Power Point
(Dave Lauridsen)
At a former power station with a deep history, modern life is humming along as the 1906 building acts as a location for film screenings, art shows, weddings and photo shoots. The Huron Substation in Cypress Park, the second-oldest surviving substation in Los Angeles and No. 404 on the city's list of cultural-historic monuments, once housed equipment to power the L.A. Railway's Yellow Cars.

Owner Meike Kopp, an event producer and property developer, is currently working to bring it up to code as her full-time residence. "When I bought the substation it didn't have hot water, heating or insulation," she says. "I was washing my dishes outside with the hose."

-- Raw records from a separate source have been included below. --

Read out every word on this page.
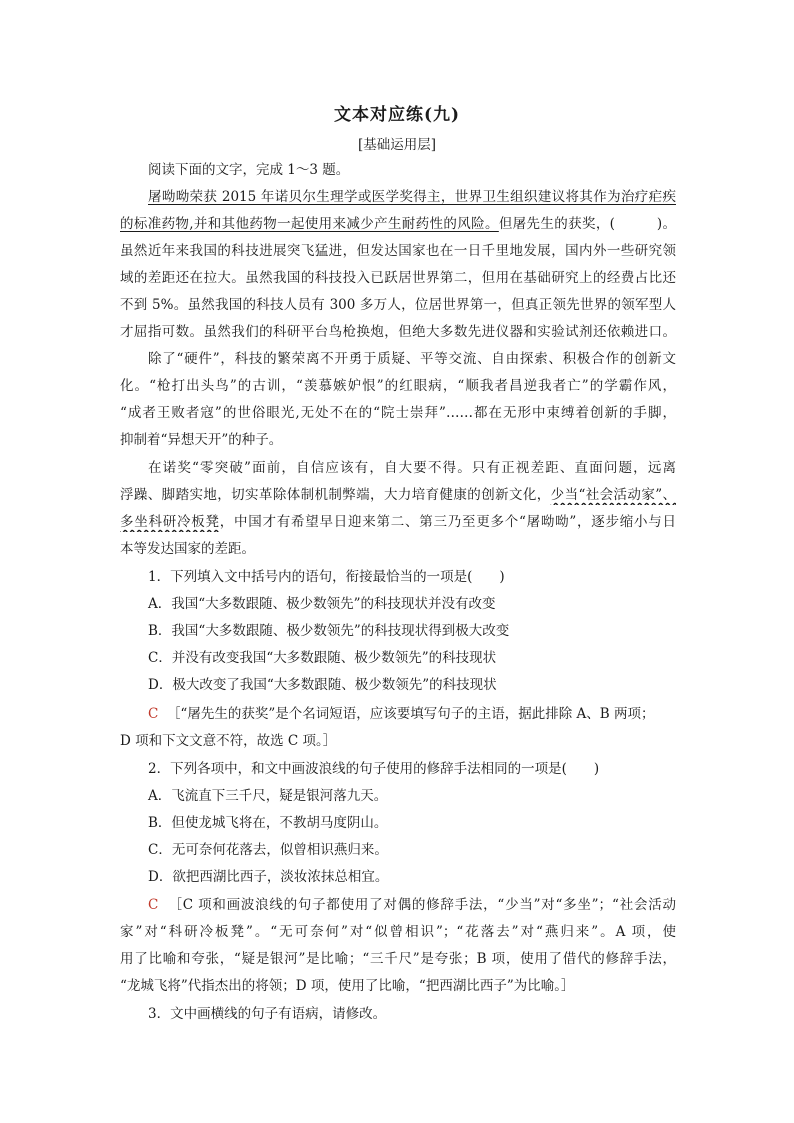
文本对应练(九)
[基础运用层]
阅读下面的文字，完成 1～3 题。
屠呦呦荣获 2015 年诺贝尔生理学或医学奖得主，世界卫生组织建议将其作为治疗疟疾
的标准药物,并和其他药物一起使用来减少产生耐药性的风险。但屠先生的获奖，(　　　)。
虽然近年来我国的科技进展突飞猛进，但发达国家也在一日千里地发展，国内外一些研究领
域的差距还在拉大。虽然我国的科技投入已跃居世界第二，但用在基础研究上的经费占比还
不到 5%。虽然我国的科技人员有 300 多万人，位居世界第一，但真正领先世界的领军型人
才屈指可数。虽然我们的科研平台鸟枪换炮，但绝大多数先进仪器和实验试剂还依赖进口。
除了“硬件”，科技的繁荣离不开勇于质疑、平等交流、自由探索、积极合作的创新文
化。“枪打出头鸟”的古训，“羡慕嫉妒恨”的红眼病，“顺我者昌逆我者亡”的学霸作风，
“成者王败者寇”的世俗眼光,无处不在的“院士崇拜”……都在无形中束缚着创新的手脚，
抑制着“异想天开”的种子。
在诺奖“零突破”面前，自信应该有，自大要不得。只有正视差距、直面问题，远离
浮躁、脚踏实地，切实革除体制机制弊端，大力培育健康的创新文化，少当“社会活动家”、
多坐科研冷板凳，中国才有希望早日迎来第二、第三乃至更多个“屠呦呦”，逐步缩小与日
本等发达国家的差距。
1．下列填入文中括号内的语句，衔接最恰当的一项是(　　)
A．我国“大多数跟随、极少数领先”的科技现状并没有改变
B．我国“大多数跟随、极少数领先”的科技现状得到极大改变
C．并没有改变我国“大多数跟随、极少数领先”的科技现状
D．极大改变了我国“大多数跟随、极少数领先”的科技现状
C ［“屠先生的获奖”是个名词短语，应该要填写句子的主语，据此排除 A、B 两项；
D 项和下文文意不符，故选 C 项。］
2．下列各项中，和文中画波浪线的句子使用的修辞手法相同的一项是(　　)
A．飞流直下三千尺，疑是银河落九天。
B．但使龙城飞将在，不教胡马度阴山。
C．无可奈何花落去，似曾相识燕归来。
D．欲把西湖比西子，淡妆浓抹总相宜。
C ［C 项和画波浪线的句子都使用了对偶的修辞手法，“少当”对“多坐”；“社会活动
家”对“科研冷板凳”。“无可奈何”对“似曾相识”；“花落去”对“燕归来”。A 项，使
用了比喻和夸张，“疑是银河”是比喻；“三千尺”是夸张；B 项，使用了借代的修辞手法，
“龙城飞将”代指杰出的将领；D 项，使用了比喻，“把西湖比西子”为比喻。］
3．文中画横线的句子有语病，请修改。
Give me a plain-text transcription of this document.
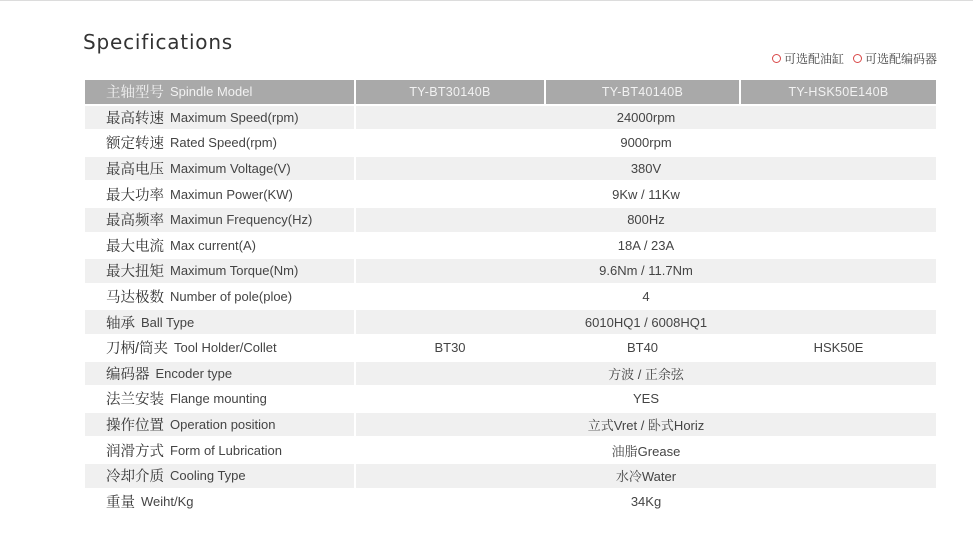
Specifications
可选配油缸 可选配编码器
主轴型号 Spindle Model	TY-BT30140B	TY-BT40140B	TY-HSK50E140B
最高转速 Maximum Speed(rpm)	24000rpm
额定转速 Rated Speed(rpm)	9000rpm
最高电压 Maximum Voltage(V)	380V
最大功率 Maximun Power(KW)	9Kw / 11Kw
最高频率 Maximun Frequency(Hz)	800Hz
最大电流 Max current(A)	18A / 23A
最大扭矩 Maximum Torque(Nm)	9.6Nm / 11.7Nm
马达极数 Number of pole(ploe)	4
轴承 Ball Type	6010HQ1 / 6008HQ1
刀柄/筒夹 Tool Holder/Collet	BT30	BT40	HSK50E
编码器 Encoder type	方波 / 正余弦
法兰安装 Flange mounting	YES
操作位置 Operation position	立式Vret / 卧式Horiz
润滑方式 Form of Lubrication	油脂Grease
冷却介质 Cooling Type	水冷Water
重量 Weiht/Kg	34Kg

Today, there is hot water but no insulation, and she says it may never be installed: "I don't want to ruin the integrity of the building by covering up the beautiful antique brick." She's considering environmentally friendly radiant wall panels for heat. "They're flat, more like European radiators, and can be located below eye level," says the German-born Kopp. "That makes more sense."

Right now, she plans to keep the former electrical transformer room (32 by 46 feet) as a space for large events. An adjacent area and part of the mezzanine are reserved for her private living quarters. On the mezzanine, a corner room with Shoji-esque sliding doors is used as a playroom for Kopp's 9-year-old son and his friends, as well as a place for brides to dress and actors to have their hair and makeup done when she rents the space.

Kopp--a single parent on a shoestring budget--has hit on ingenious ways to deck out the former substation. A steel cable routed around the beams and threaded with Ikea curtains defines the master bedroom. A large branch decorated with crystals, birds and Christmas lights acts as a romantic chandelier. In the renovated kitchen, an 11-foot-long Sequoia slab functions as a center island.

On hot summer nights, a large fan helps cool the masonry building, billowing the bedroom curtains. "It's really lovely and romantic to sleep here," Kopp says. "This old building reminds me so much of Europe--it has so much history and character--that's not so easy to find in L.A. I just love it."